- Region: Bajaur District
- Electorate: 237,153

Current constituency
- Party: Awami National Party
- Member: Mubarak Zeb Khan
- Created from: NA-40 (Tribal Area-I), NA-41 (Tribal Area-II), NA-42 (Tribal Area-III)

= NA-8 Bajaur =

Constituency of the National Assembly of Pakistan

NA-8 Bajaur is a constituency for the National Assembly of Pakistan consisting of the whole Bajaur District.

==Members of Parliament==

===2002–2018: NA-44 Tribal Area-IX===

| Election |  | Member | Party |
|---|---|---|---|
|  | 2002 | Haroon Rashid | Independent |
|  | 2008 | Akhunzada Chattan | Independent |
|  | 2013 | Shahab Ud Din Khan | PML-N |

===2018–2022: NA-41 Tribal Area-II===

| Election |  | Member | Party |
|---|---|---|---|
|  | 2018 | Gul Zafar Khan | PTI |

== By-election 2024 ==
A by-election was held on 21 April 2024 due to the postponement of general elections in this constituency. Mubarak Zeb Khan won the election with 74,008 votes.

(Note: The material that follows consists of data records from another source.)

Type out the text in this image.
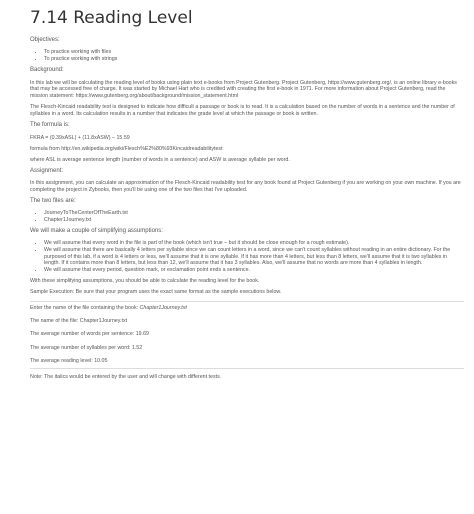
7.14 Reading Level
Objectives:
• To practice working with files
• To practice working with strings
Background:

In this lab we will be calculating the reading level of books using plain text e-books from Project Gutenberg. Project Gutenberg, https://www.gutenberg.org/, is an online library e-books that may be accessed free of charge. It was started by Michael Hart who is credited with creating the first e-book in 1971. For more information about Project Gutenberg, read the mission statement: https://www.gutenberg.org/about/background/mission_statement.html

The Flesch-Kincaid readability test is designed to indicate how difficult a passage or book is to read. It is a calculation based on the number of words in a sentence and the number of syllables in a word. Its calculation results in a number that indicates the grade level at which the passage or book is written.

The formula is:

FKRA = (0.39xASL) + (11.8xASW) – 15.59

formula from http://en.wikipedia.org/wiki/Flesch%E2%80%93Kincaidreadabilitytest

where ASL is average sentence length (number of words in a sentence) and ASW is average syllable per word.

Assignment:

In this assignment, you can calculate an approximation of the Flesch-Kincaid readability test for any book found at Project Gutenberg if you are working on your own machine. If you are completing the project in Zybooks, then you'll be using one of the two files that I've uploaded.

The two files are:
• JourneyToTheCenterOfTheEarth.txt
• Chapter1Journey.txt
We will make a couple of simplifying assumptions:
• We will assume that every word in the file is part of the book (which isn't true – but it should be close enough for a rough estimate).
• We will assume that there are basically 4 letters per syllable since we can count letters in a word, since we can't count syllables without reading in an entire dictionary. For the purposed of this lab, if a word is 4 letters or less, we'll assume that it is one syllable. If it has more than 4 letters, but less than 8 letters, we'll assume that it is two syllables in length. If it contains more than 8 letters, but less than 12, we'll assume that it has 3 syllables. Also, we'll assume that no words are more than 4 syllables in length.
• We will assume that every period, question mark, or exclamation point ends a sentence.

With these simplifying assumptions, you should be able to calculate the reading level for the book.

Sample Execution: Be sure that your program uses the exact same format as the sample executions below.

Enter the name of the file containing the book: Chapter1Journey.txt

The name of the file: Chapter1Journey.txt

The average number of words per sentence: 19.69

The average number of syllables per word: 1.52

The average reading level: 10.05

Note: The italics would be entered by the user and will change with different tests.
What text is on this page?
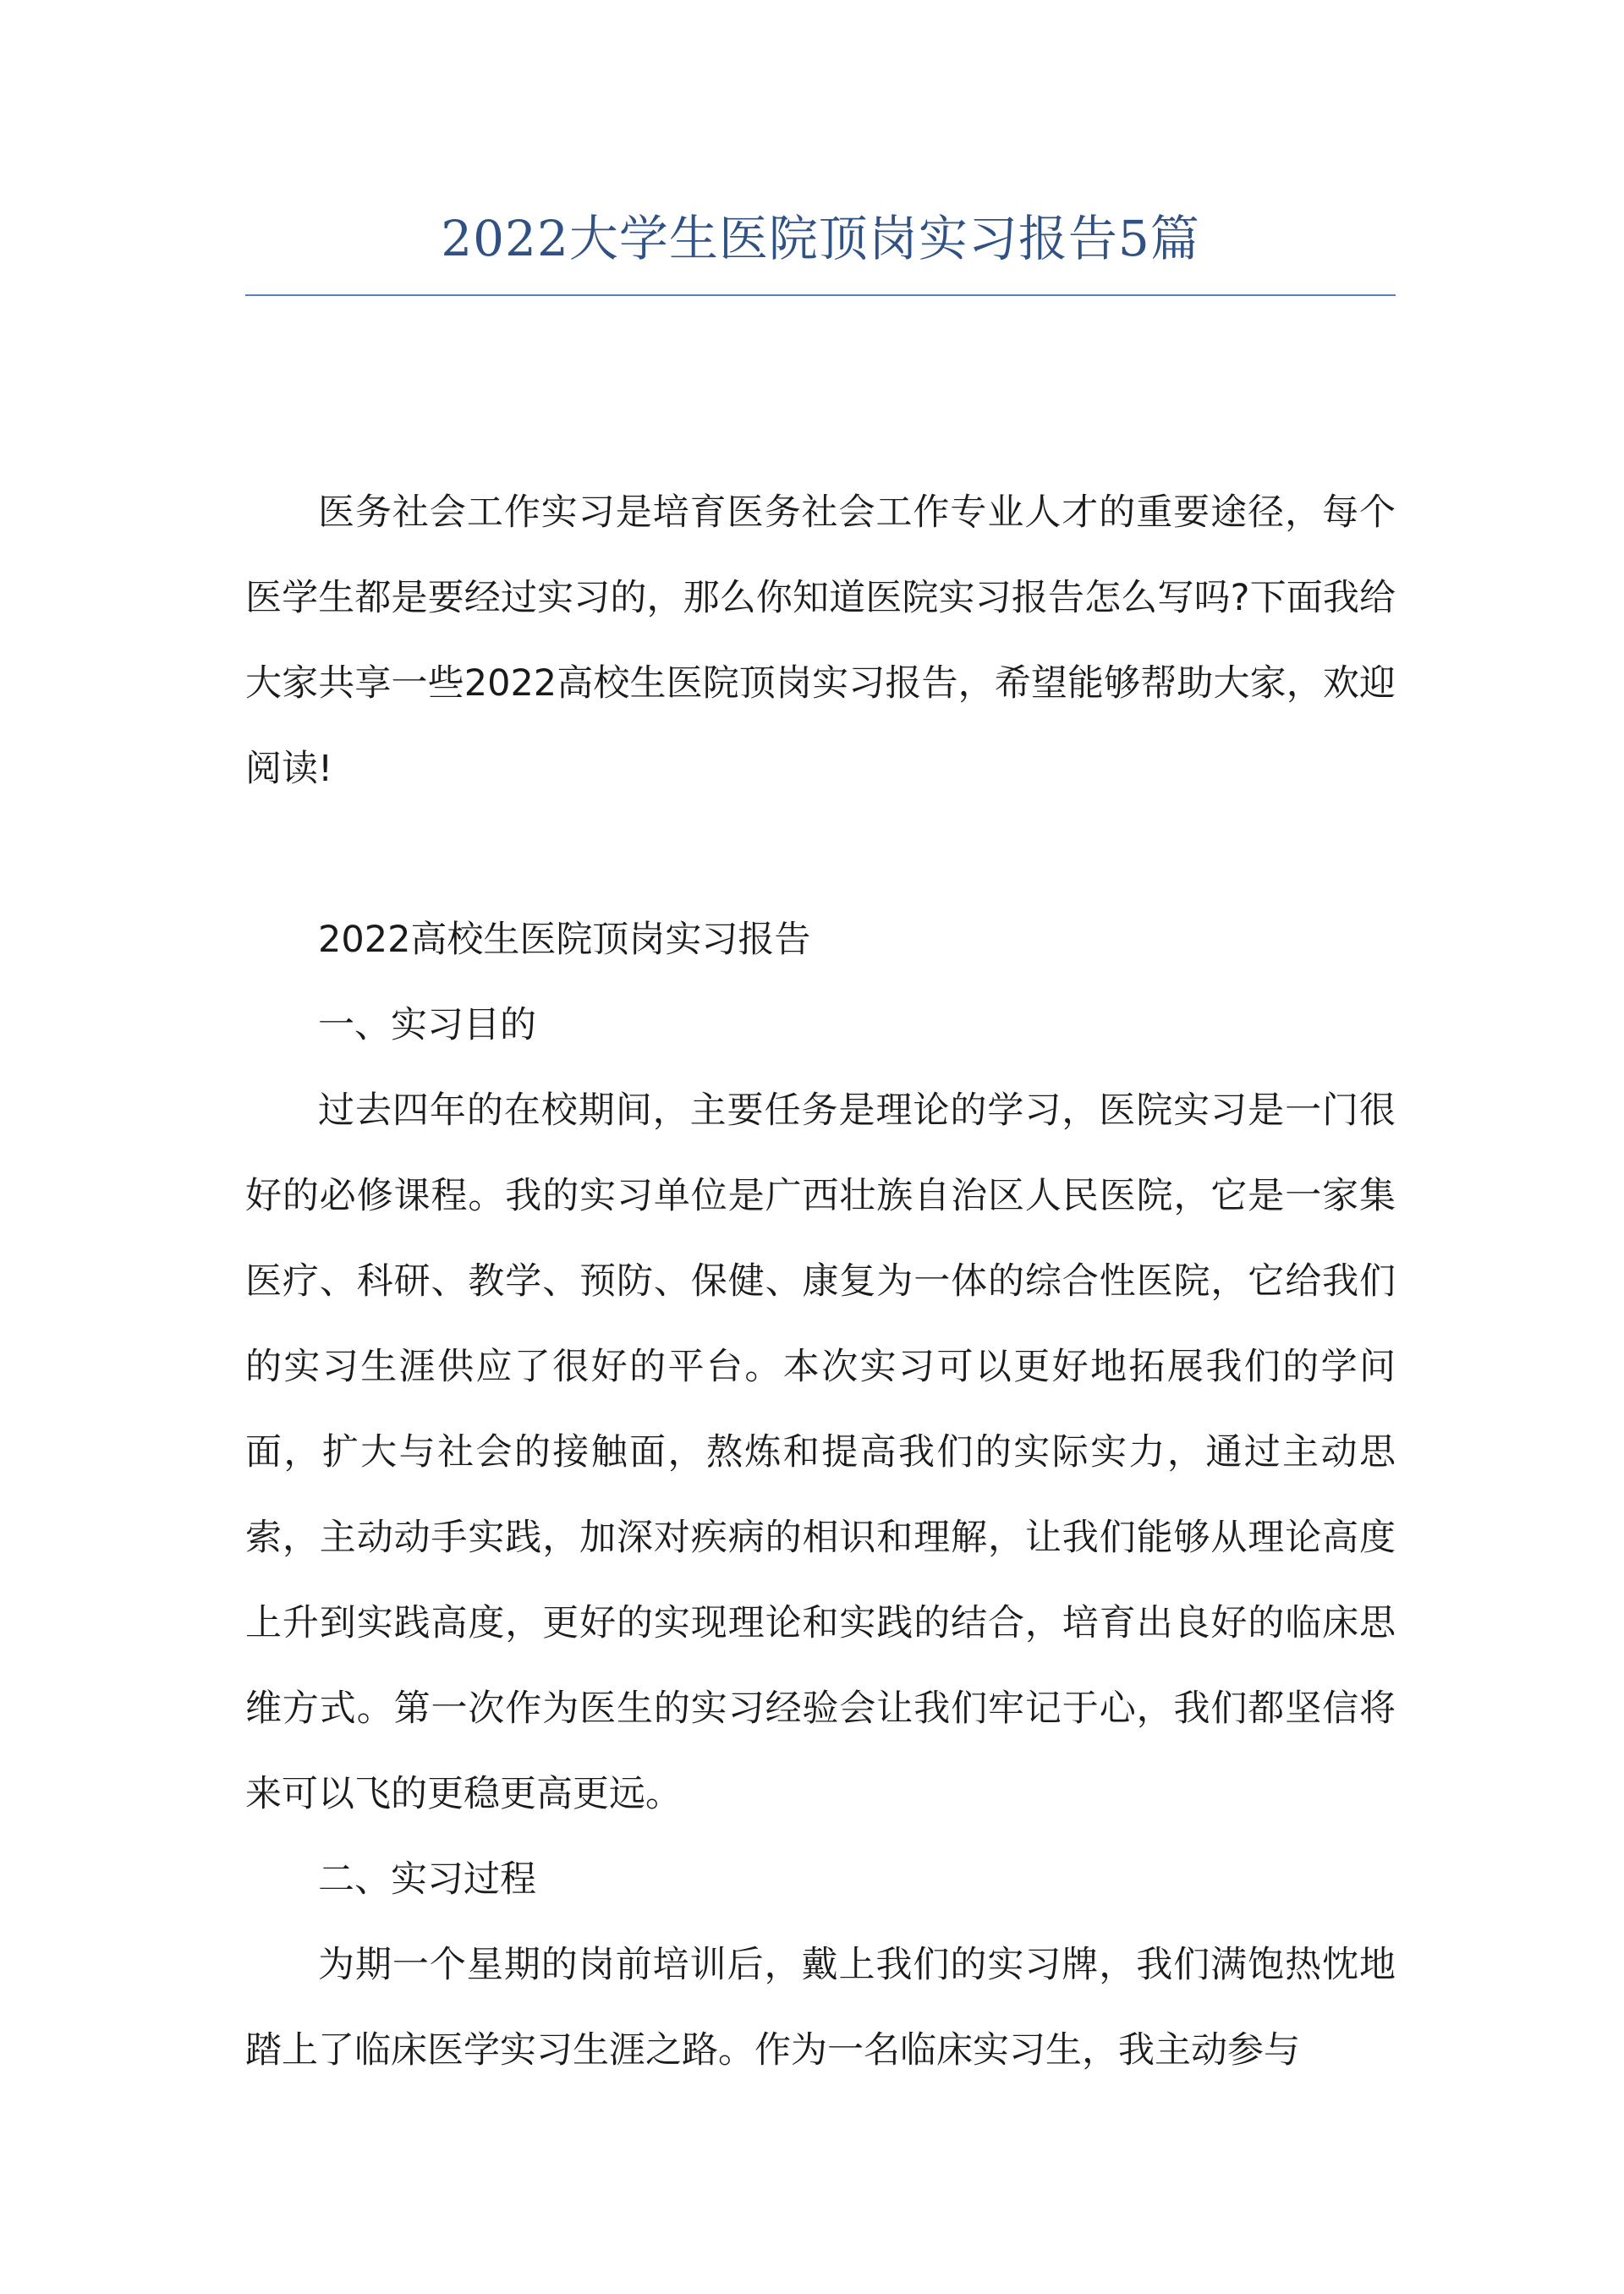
2022大学生医院顶岗实习报告5篇

医务社会工作实习是培育医务社会工作专业人才的重要途径，每个医学生都是要经过实习的，那么你知道医院实习报告怎么写吗?下面我给大家共享一些2022高校生医院顶岗实习报告，希望能够帮助大家，欢迎阅读!

2022高校生医院顶岗实习报告

一、实习目的

过去四年的在校期间，主要任务是理论的学习，医院实习是一门很好的必修课程。我的实习单位是广西壮族自治区人民医院，它是一家集医疗、科研、教学、预防、保健、康复为一体的综合性医院，它给我们的实习生涯供应了很好的平台。本次实习可以更好地拓展我们的学问面，扩大与社会的接触面，熬炼和提高我们的实际实力，通过主动思索，主动动手实践，加深对疾病的相识和理解，让我们能够从理论高度上升到实践高度，更好的实现理论和实践的结合，培育出良好的临床思维方式。第一次作为医生的实习经验会让我们牢记于心，我们都坚信将来可以飞的更稳更高更远。

二、实习过程

为期一个星期的岗前培训后，戴上我们的实习牌，我们满饱热忱地踏上了临床医学实习生涯之路。作为一名临床实习生，我主动参与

2024 Pakistani by-elections: NA-8 Bajaur
| Party |  | Candidate | Votes | % | ±% |
|---|---|---|---|---|---|
|  | Independent | Mubarak Zeb Khan | 74,008 | 40.60 | +40.60 |
|  | SIC | Gul Zafar Khan | 47,282 | 25.94 | +0.23 |
|  | Independent | Shaukatullah Khan | 20,020 | 10.98 | +10.98 |
|  | JI | Sahibzada Haroon Ul Rasheed | 18,416 | 10.10 | −2.81 |
|  | ANP | Maulana Khan Zeb | 12,015 | 6.59 | +1.20 |
|  | PML(N) | Shahab Uddin Khan | 6,469 | 3.56 | +3.56 |
|  | PPP | Akhunzada Chattan | 4,060 | 2.23 | −3.31 |
| Turnout |  |  | 187,301 | 28.04 | −10.13 |
| Total valid votes |  |  | 182,270 | 97.31 | −0.40 |
| Rejected ballots |  |  | 5,031 | 2.69 | +0.40 |
| Majority |  |  | 26,726 | 14.66 | +5.69 |
| Registered electors |  |  | 667,983 |  |  |
|  | Independent gain from PTI |  |  |  |  |

== Election 2024 ==

Elections were scheduled to be held on 8 February 2024 but postponed due to assassination of independent candidate Rehan Zeb Khan.

== Election 2018 ==

General elections were held on 25 July 2018.

General election 2018: NA-41 (Tribal Area-II)
| Party |  | Candidate | Votes | % | ±% |
|---|---|---|---|---|---|
|  | PTI | Gul Zafar Khan | 22,730 | 25.70 |  |
|  | Independent | Abdul Majeed | 14,792 | 16.73 |  |
|  | MMA | Abdur Rasheed | 11,415 | 12.91 |  |
|  | Independent | Muhammad Ayaz | 11,234 | 12.70 |  |
|  | Independent | Shahab Uddin Khan | 8,768 | 9.91 |  |
|  | Independent | Sultan Zeb Khan | 8,387 | 9.48 |  |
|  | ANP | Gul Zada Khan | 4,765 | 5.39 |  |
|  | PPP | Akhunzada Chattan | 4,016 | 4.54 |  |
|  | Others | Others (four candidates) | 2,332 | 2.64 |  |
| Turnout |  |  | 90,512 | 38.17 |  |
| Total valid votes |  |  | 88,439 | 97.71 |  |
| Rejected ballots |  |  | 2,073 | 2.29 |  |
| Majority |  |  | 7,938 | 8.97 |  |
| Registered electors |  |  | 237,153 |  |  |
|  | PTI gain from PML(N) |  |  |  |  |

== Election 2013 ==

General elections were held on 11 May 2013. Shahab Ud Din Khan of PML-N won by 15,114 votes and became the member of National Assembly.

== Election 2008 ==

The result of general election 2008 in this constituency is given below.

=== Result ===
Akhunzada Chattan succeeded in the election 2008 and became the member of National Assembly.

General Election 2008: Tribal Area-IX
| Party |  | Candidate | Votes | % |
|---|---|---|---|---|
|  | Independent | Akhunzada Chattan | 6,257 | 29 |
|  | Independent | Shahab Uddin Khan | 5,203 | 24 |
|  | Independent | Gul Dad Khan | 4,648 | 22 |
|  | Others | Others | 7,113 | 25 |

== Election 2002 ==

General elections were held on 10 October 2002. Haroon Rashid an Independent candidate won by 13,389 votes.